A combination of Sarclisa (isatuximab) plus standard Kyprolis (carfilzomib) and dexamethasone treatment significantly delays disease progression or death in people with relapsed or refractory multiple myeloma, interim results from a Phase 3 clinical trial suggest.
The findings were shared at the European Hematology Association (EHA) 2020 Virtual Congress, in a presentation titled, “Isatuximab plus carfilzomib and dexamethasone vs carfilzomib and dexamethasone in relapsed/refractory multiple myeloma (IKEMA): interim analysis of a Phase 3, randomized, open-label study.”
Sarclisa, developed by Sanofi, is a monoclonal antibody that targets CD38, a protein receptor found on most multiple myeloma cells. By targeting CD38, Sarclisa can kill those cells through multiple different mechanisms.
Sarclisa was approved recently in the U.S. and European Union as part of a triple combination containing Pomalyst (pomalidomide) and dexamethasone. Both approvals are for relapsed or refractory myeloma patients who have tried at least two prior lines of therapy.
The new results come from the ongoing IKEMA Phase 3 trial (NCT03275285), sponsored by Sanofi, which is testing another Sarclisa-based triple combination.
Like the approved combo, this combination includes the corticosteroid dexamethasone. But instead of having the immunomodulatory agent Pomalyst as its third element, it includes the proteasome inhibitor Kyprolis. This approved myeloma therapy works by blocking the protein-recycling machinery in cells, which is especially toxic to fast-growing cancer cells.

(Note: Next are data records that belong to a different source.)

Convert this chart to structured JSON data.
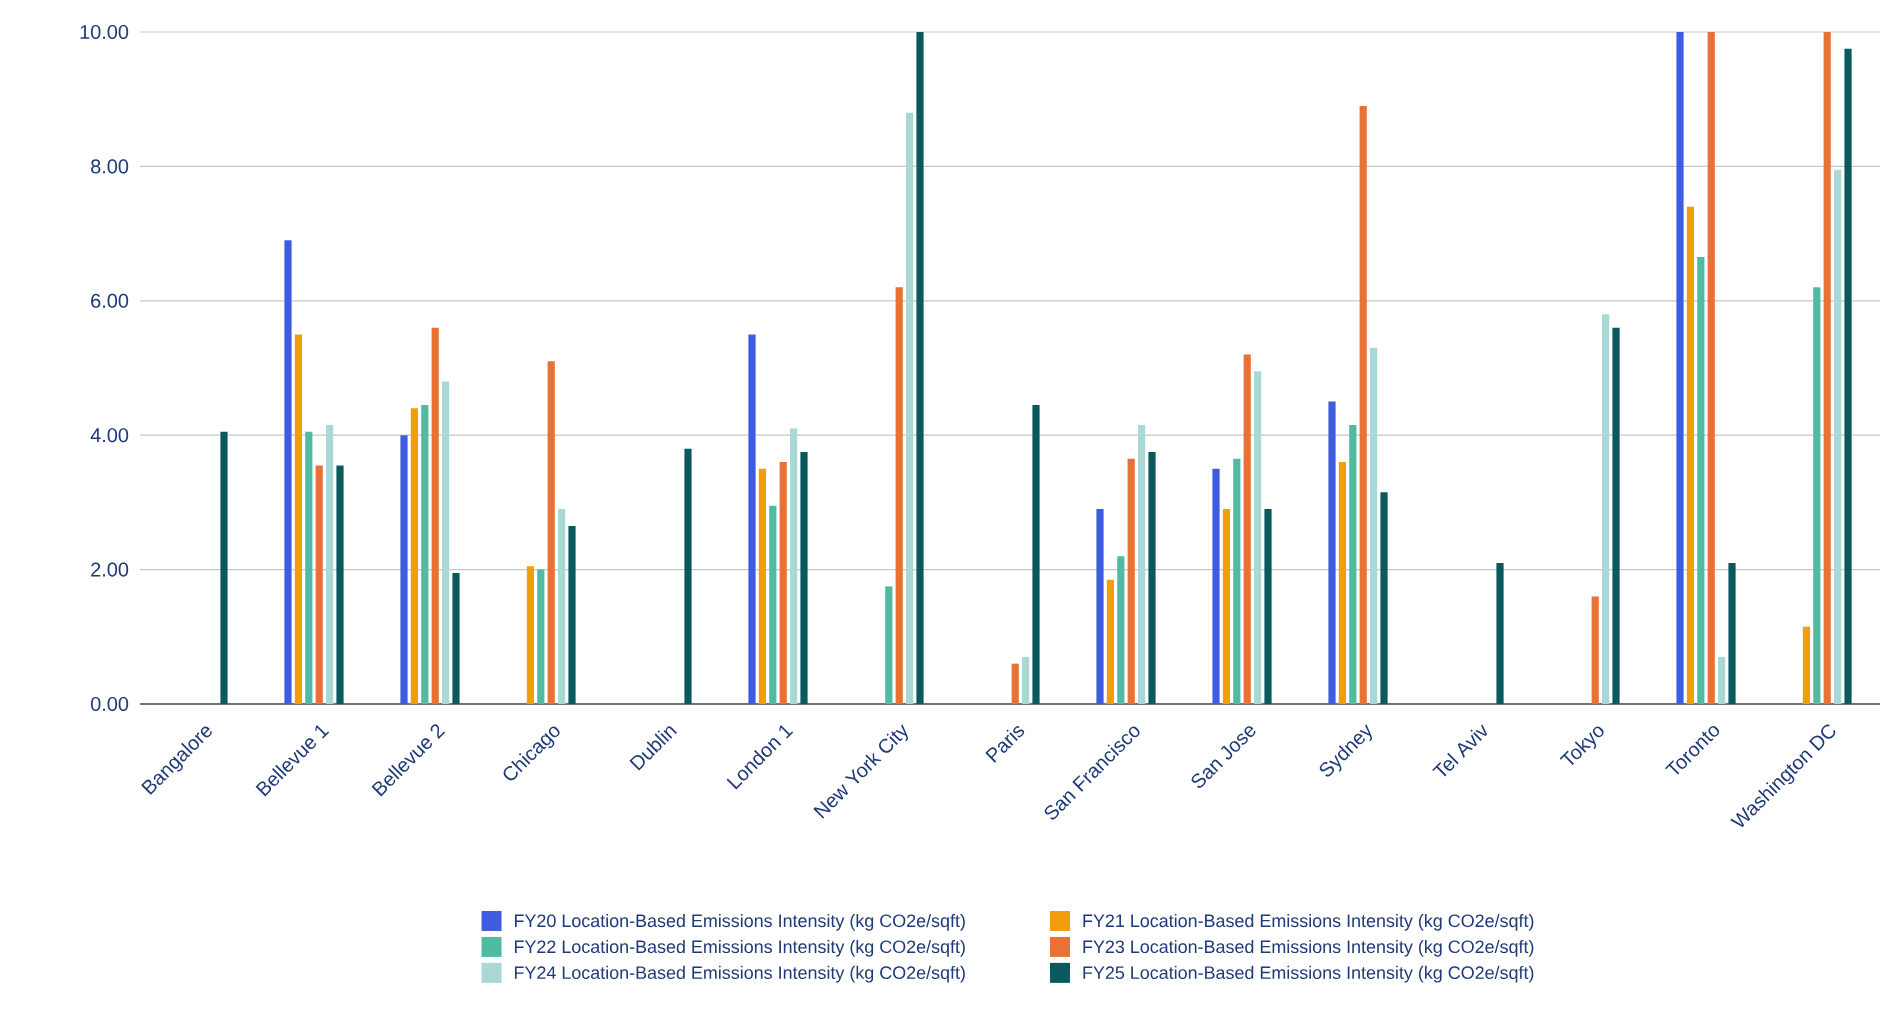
{
  "chart_data": {
    "type": "bar",
    "categories": [
      "Bangalore",
      "Bellevue 1",
      "Bellevue 2",
      "Chicago",
      "Dublin",
      "London 1",
      "New York City",
      "Paris",
      "San Francisco",
      "San Jose",
      "Sydney",
      "Tel Aviv",
      "Tokyo",
      "Toronto",
      "Washington DC"
    ],
    "series": [
      {
        "name": "FY20 Location-Based Emissions Intensity (kg CO2e/sqft)",
        "color": "#3f5be0",
        "values": [
          null,
          6.9,
          4.0,
          null,
          null,
          5.5,
          null,
          null,
          2.9,
          3.5,
          4.5,
          null,
          null,
          10,
          null
        ]
      },
      {
        "name": "FY21 Location-Based Emissions Intensity (kg CO2e/sqft)",
        "color": "#f29e0c",
        "values": [
          null,
          5.5,
          4.4,
          2.05,
          null,
          3.5,
          null,
          null,
          1.85,
          2.9,
          3.6,
          null,
          null,
          7.4,
          1.15
        ]
      },
      {
        "name": "FY22 Location-Based Emissions Intensity (kg CO2e/sqft)",
        "color": "#4fbba3",
        "values": [
          null,
          4.05,
          4.45,
          2.0,
          null,
          2.95,
          1.75,
          null,
          2.2,
          3.65,
          4.15,
          null,
          null,
          6.65,
          6.2
        ]
      },
      {
        "name": "FY23 Location-Based Emissions Intensity (kg CO2e/sqft)",
        "color": "#e87236",
        "values": [
          null,
          3.55,
          5.6,
          5.1,
          null,
          3.6,
          6.2,
          0.6,
          3.65,
          5.2,
          8.9,
          null,
          1.6,
          10,
          10
        ]
      },
      {
        "name": "FY24 Location-Based Emissions Intensity (kg CO2e/sqft)",
        "color": "#a9d8d6",
        "values": [
          null,
          4.15,
          4.8,
          2.9,
          null,
          4.1,
          8.8,
          0.7,
          4.15,
          4.95,
          5.3,
          null,
          5.8,
          0.7,
          7.95
        ]
      },
      {
        "name": "FY25 Location-Based Emissions Intensity (kg CO2e/sqft)",
        "color": "#0a5a5d",
        "values": [
          4.05,
          3.55,
          1.95,
          2.65,
          3.8,
          3.75,
          10,
          4.45,
          3.75,
          2.9,
          3.15,
          2.1,
          5.6,
          2.1,
          9.75
        ]
      }
    ],
    "ylim": [
      0,
      10
    ],
    "yticks": [
      {
        "value": 0,
        "label": "0.00"
      },
      {
        "value": 2,
        "label": "2.00"
      },
      {
        "value": 4,
        "label": "4.00"
      },
      {
        "value": 6,
        "label": "6.00"
      },
      {
        "value": 8,
        "label": "8.00"
      },
      {
        "value": 10,
        "label": "10.00"
      }
    ],
    "grid": "y",
    "legend": "bottom"
  }
}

IKEMA involved 302 people with relapsed or refractory myeloma, median age 64 years, who had received from one to three previous lines of treatment. All were assigned randomly to one of two treatment arms: 123 were treated with only Kyprolis and dexamethasone (the control group); 179 were given Sarclisa in addition to Kyprolis and dexamethasone.
The trial’s main goal is to determine whether Sarclisa extends progression-free survival (PFS), which is the time a person remains alive and during which there is no disease progression (no cancer growth).
With a median follow-up time of 20.7 months, the median PFS in the control group was 19.15 months. The median PFS for the Sarclisa group, however, had not been reached, meaning that more than half the participants were still alive and free from progression.
Statistically, participants given Sarclisa were about half as likely to experience disease progression or death than those on Kyprolis and dexamethasone only. The benefit to PFS was consistently significant across multiple subgroups analyzed. It was similar to that seen with the Sarclisa-Pomalyst-dexamethasone combo, which reduced risk of death or disease progression by 40%.
Overall response rates were similar in both treatment groups (86.6% for Sarclisa vs. 82.9% for the control group), but the percentage of participants with a response that was deemed “very good” or better was significantly higher in the Sarclisa group (72.6%), compared with 56.1% for those receiving standard treatment.
Additionally, more of those given Sarclisa had no minimal residual disease (29.6% versus 13.0%), meaning they had no evidence of the small number of cancer cells that sometimes remain after treatment and are missed with common lab exams.
At the time of the analysis, 17.3% of patients on Sarclisa and 20.3% of those in the control group had died, but the data was not yet mature enough to draw conclusions regarding Sarclisa’s effects on overall survival.
To date, 52% of participants in the Sarclisa group and 30.9% of those in the Kyprolis and dexamethasone group are still receiving treatment. The most common reasons for discontinuation were disease progression (29.1% versus 39.8%) and adverse events (8.4% versus 13.8%).
Rates of treatment-associated serious adverse events (side effects) were similar in both groups (59.3% versus 57.4%), as were rates of fatal treatment-associated adverse events (3.4% versus 3.3%). Of note, 45.8% of participants on Sarclisa experienced infusion reactions (compared to 3.3% of the control group). These reactions were mostly mild and present only at early infusions.
No new safety concerns were detected in this study.
Researchers wrote that the addition of Sarclisa to Kyprolis and dexamethasone “provided a superior, statistically significant improvement in PFS with clinically meaningful improvement in depth of response,” they wrote.
The combination “was well tolerated with manageable safety and a favorable benefit-risk profile, and represents a possible new standard of care treatment in [patients] with relapsed [multiple myeloma],” they concluded.